Authors: ZHANG, YUELING - Chinese Academy Of Sciences; YAO, SHUIHONG - Chinese Academy Of Sciences; CAO, XIAOYAN - Chinese Academy Of Sciences; SCHMIDT-ROHR, KLAUS - Brandeis University; Olk, Daniel - Dan; MAO, JINGDONG - Old Dominion University; ZHANG, BIN - Chinese Academy Of Sciences

Submitted to: Soil Biology and Biochemistry
Publication Type: Peer Reviewed Journal
Publication Acceptance Date: 1/13/2018
Publication Date: 4/1/2018
Citation: Zhang, Y., Yao, S., Cao, X., Schmidt-Rohr, K., Olk, D.C., Mao, J., Zhang, B. 2018. Structural evidence for soil organic matter turnover following glucose addition and microbial controls over soil carbon change at different horizons of a Mollisol. Soil Biology and Biochemistry. 119:63-73. https://doi.org/10.1016/j.soilbio.2018.01.009.

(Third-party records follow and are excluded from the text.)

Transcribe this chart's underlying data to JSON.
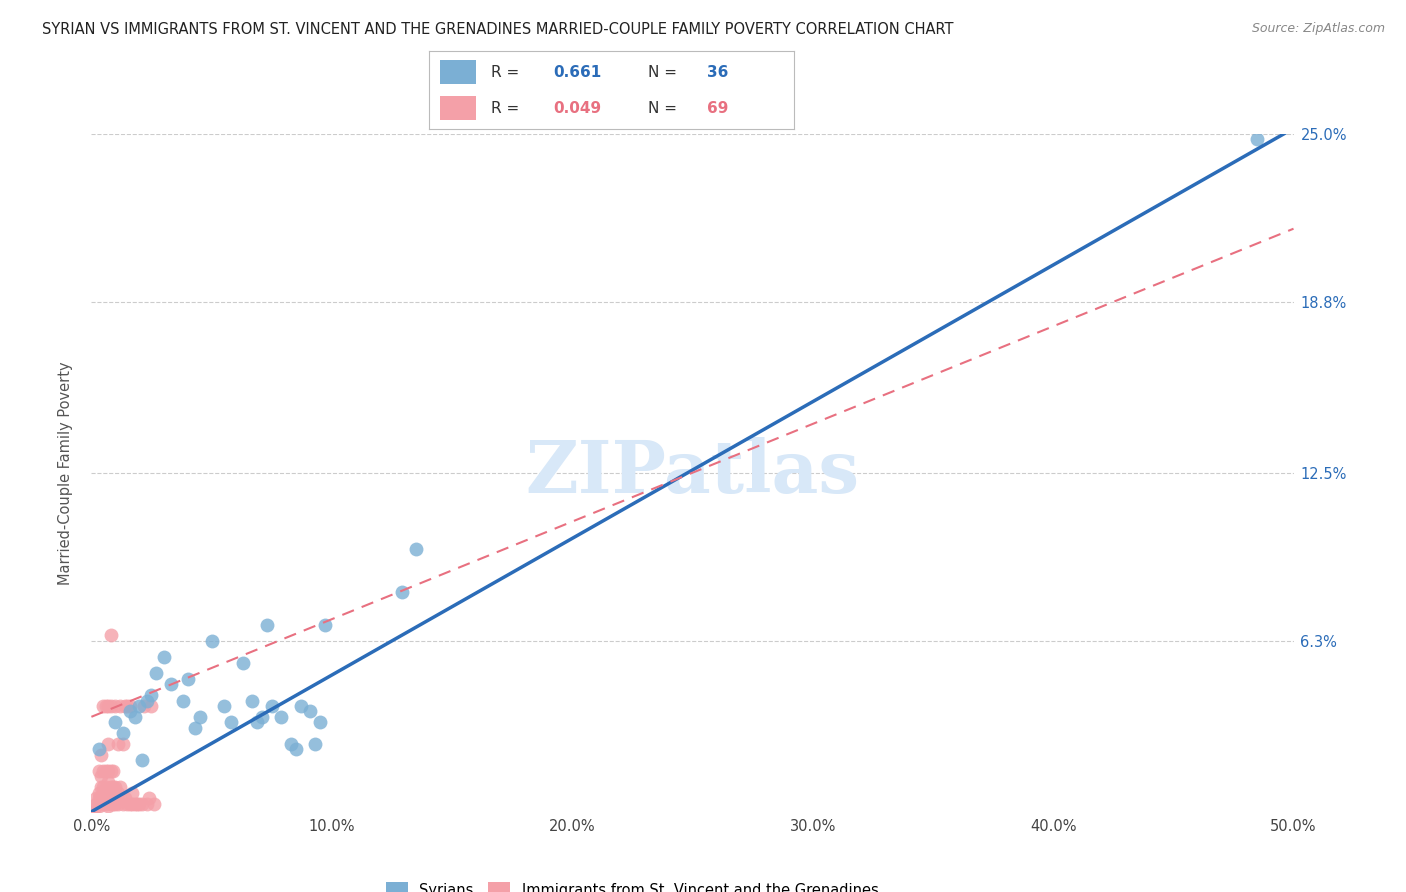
{
  "title": "SYRIAN VS IMMIGRANTS FROM ST. VINCENT AND THE GRENADINES MARRIED-COUPLE FAMILY POVERTY CORRELATION CHART",
  "source": "Source: ZipAtlas.com",
  "ylabel": "Married-Couple Family Poverty",
  "xlim": [
    0.0,
    0.5
  ],
  "ylim": [
    0.0,
    0.25
  ],
  "xtick_vals": [
    0.0,
    0.1,
    0.2,
    0.3,
    0.4,
    0.5
  ],
  "xticklabels": [
    "0.0%",
    "10.0%",
    "20.0%",
    "30.0%",
    "40.0%",
    "50.0%"
  ],
  "ytick_vals": [
    0.063,
    0.125,
    0.188,
    0.25
  ],
  "ytick_labels": [
    "6.3%",
    "12.5%",
    "18.8%",
    "25.0%"
  ],
  "R_blue": 0.661,
  "N_blue": 36,
  "R_pink": 0.049,
  "N_pink": 69,
  "blue_color": "#7BAFD4",
  "pink_color": "#F4A0A8",
  "trendline_blue_color": "#2B6CB8",
  "trendline_pink_color": "#E87080",
  "watermark_text": "ZIPatlas",
  "watermark_color": "#D8E8F8",
  "blue_label": "Syrians",
  "pink_label": "Immigrants from St. Vincent and the Grenadines",
  "blue_x": [
    0.003,
    0.01,
    0.013,
    0.016,
    0.018,
    0.02,
    0.021,
    0.023,
    0.025,
    0.027,
    0.03,
    0.033,
    0.038,
    0.04,
    0.043,
    0.045,
    0.05,
    0.055,
    0.058,
    0.063,
    0.067,
    0.069,
    0.071,
    0.073,
    0.075,
    0.079,
    0.083,
    0.085,
    0.087,
    0.091,
    0.093,
    0.095,
    0.097,
    0.129,
    0.135,
    0.485
  ],
  "blue_y": [
    0.023,
    0.033,
    0.029,
    0.037,
    0.035,
    0.039,
    0.019,
    0.041,
    0.043,
    0.051,
    0.057,
    0.047,
    0.041,
    0.049,
    0.031,
    0.035,
    0.063,
    0.039,
    0.033,
    0.055,
    0.041,
    0.033,
    0.035,
    0.069,
    0.039,
    0.035,
    0.025,
    0.023,
    0.039,
    0.037,
    0.025,
    0.033,
    0.069,
    0.081,
    0.097,
    0.248
  ],
  "pink_x": [
    0.0,
    0.001,
    0.002,
    0.002,
    0.003,
    0.003,
    0.003,
    0.003,
    0.004,
    0.004,
    0.004,
    0.004,
    0.005,
    0.005,
    0.005,
    0.005,
    0.005,
    0.006,
    0.006,
    0.006,
    0.006,
    0.006,
    0.006,
    0.007,
    0.007,
    0.007,
    0.007,
    0.007,
    0.007,
    0.008,
    0.008,
    0.008,
    0.008,
    0.008,
    0.008,
    0.009,
    0.009,
    0.009,
    0.009,
    0.009,
    0.01,
    0.01,
    0.01,
    0.01,
    0.011,
    0.011,
    0.011,
    0.012,
    0.012,
    0.012,
    0.013,
    0.013,
    0.014,
    0.014,
    0.015,
    0.015,
    0.016,
    0.016,
    0.017,
    0.017,
    0.018,
    0.019,
    0.02,
    0.021,
    0.022,
    0.023,
    0.024,
    0.025,
    0.026
  ],
  "pink_y": [
    0.0,
    0.001,
    0.003,
    0.005,
    0.002,
    0.005,
    0.007,
    0.015,
    0.003,
    0.009,
    0.013,
    0.021,
    0.003,
    0.006,
    0.009,
    0.015,
    0.039,
    0.003,
    0.005,
    0.007,
    0.009,
    0.015,
    0.039,
    0.002,
    0.005,
    0.011,
    0.015,
    0.025,
    0.039,
    0.003,
    0.006,
    0.009,
    0.015,
    0.039,
    0.065,
    0.003,
    0.005,
    0.007,
    0.009,
    0.015,
    0.003,
    0.006,
    0.009,
    0.039,
    0.003,
    0.007,
    0.025,
    0.005,
    0.009,
    0.039,
    0.003,
    0.025,
    0.005,
    0.039,
    0.003,
    0.039,
    0.003,
    0.039,
    0.003,
    0.007,
    0.003,
    0.003,
    0.003,
    0.003,
    0.039,
    0.003,
    0.005,
    0.039,
    0.003
  ],
  "blue_trendline_x0": 0.0,
  "blue_trendline_y0": 0.0,
  "blue_trendline_x1": 0.5,
  "blue_trendline_y1": 0.252,
  "pink_trendline_x0": 0.0,
  "pink_trendline_y0": 0.035,
  "pink_trendline_x1": 0.5,
  "pink_trendline_y1": 0.215
}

DOI: https://doi.org/10.1016/j.soilbio.2018.01.009

Interpretive Summary: Carbon contributes to several favorable soil processes, including nutrient availability, water infiltration, and biological activity. The addition of new carbon into soil as crop straw and roots or as animal manure might cause faster decomposition of stable carbon already present in the soil by promoting microbial activity. This decomposition might occur at the same time that some of the new carbon is also being stabilized in the soil, although no direct evidence exists. To distinguish these two processes for the first time, we added different types of carbon to an incubating soil. Measurements of changes in the different carbon types confirmed that stable soil carbon was being decomposed at the same time that new carbon was being stabilized in the soil, and rates of these changes varied between the topsoil and the lower soil depths. This work demonstrates the complexity of managing stable soil carbon and its interactions with microbial activity. It will benefit researchers who study the factors of carbon stability in soil or the types of carbon in soil and land managers who strive to maximize carbon content in soil.

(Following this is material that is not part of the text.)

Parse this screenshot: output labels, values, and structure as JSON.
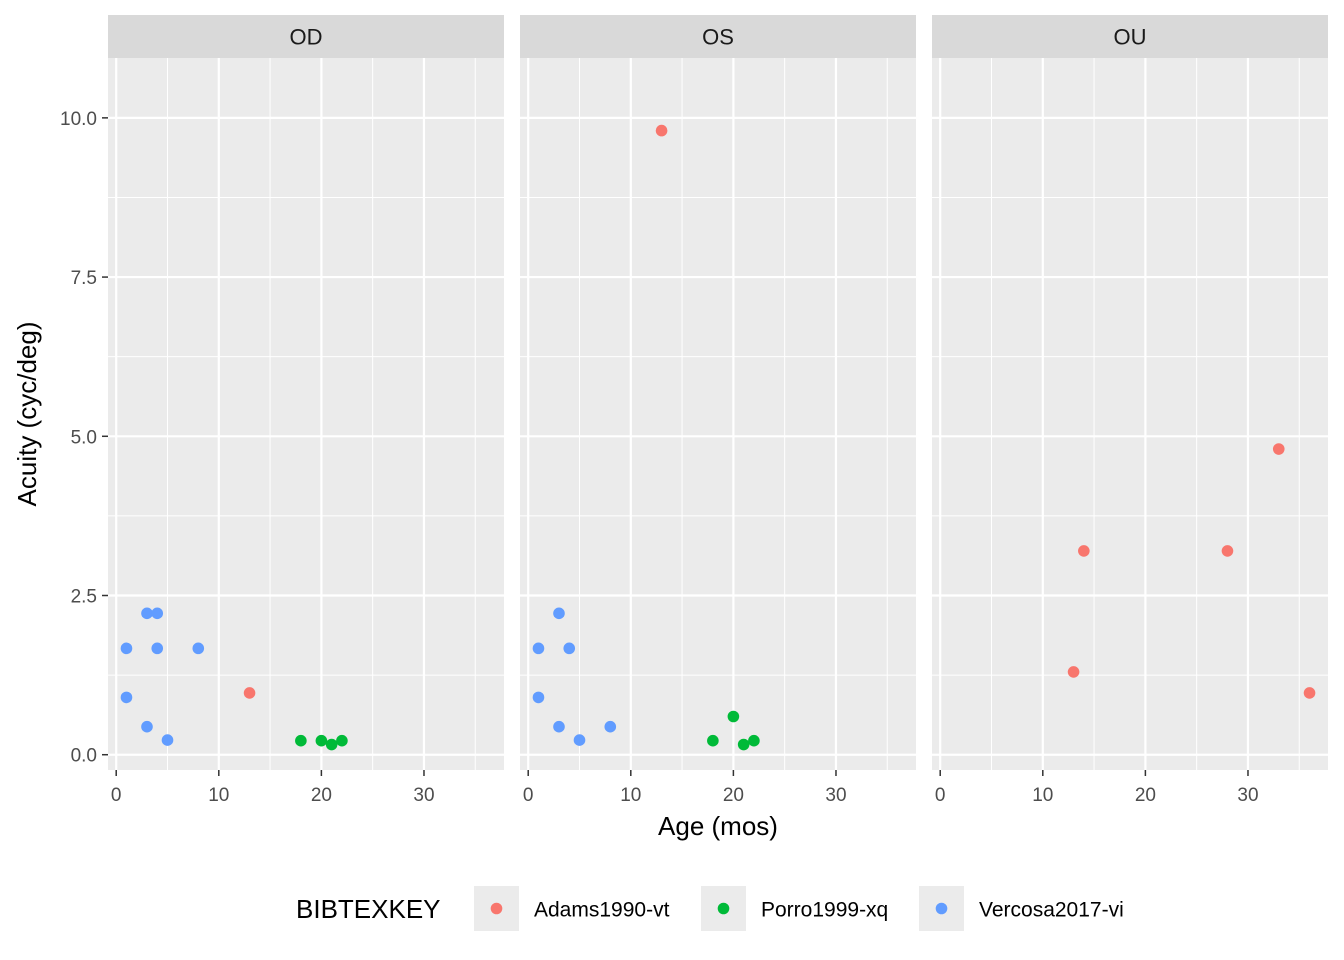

Technical Abstract: Soil organic matter (SOM) is the largest terrestrial organic carbon pool. It may increase in low-carbon subsoils with increasing organic inputs. Addition of fresh organic materials stimulates SOM decomposition, but whether and how it may affect SOM formation is unknown. Using 13C- and 12C-enriched glucose and quantitative solid-state 13C NMR, we have separated the processes of SOM decomposition and formation for the first time. We show that SOM decomposition and formation are both controlled by microbial-substrate interaction, and separately influenced by SOM chemistry and physical soil properties. Our study provides direct evidence for structural renewal of SOM as driven by organic input in an ecosystem, and highlights that SOM turnover is ecosystem-specific. The greater potential of carbon storage in subsoils needs further investigation under various ecosystems. Our study also outlines a novel path to a quantitative understanding of SOM turnover, soil functions and the global carbon cycle.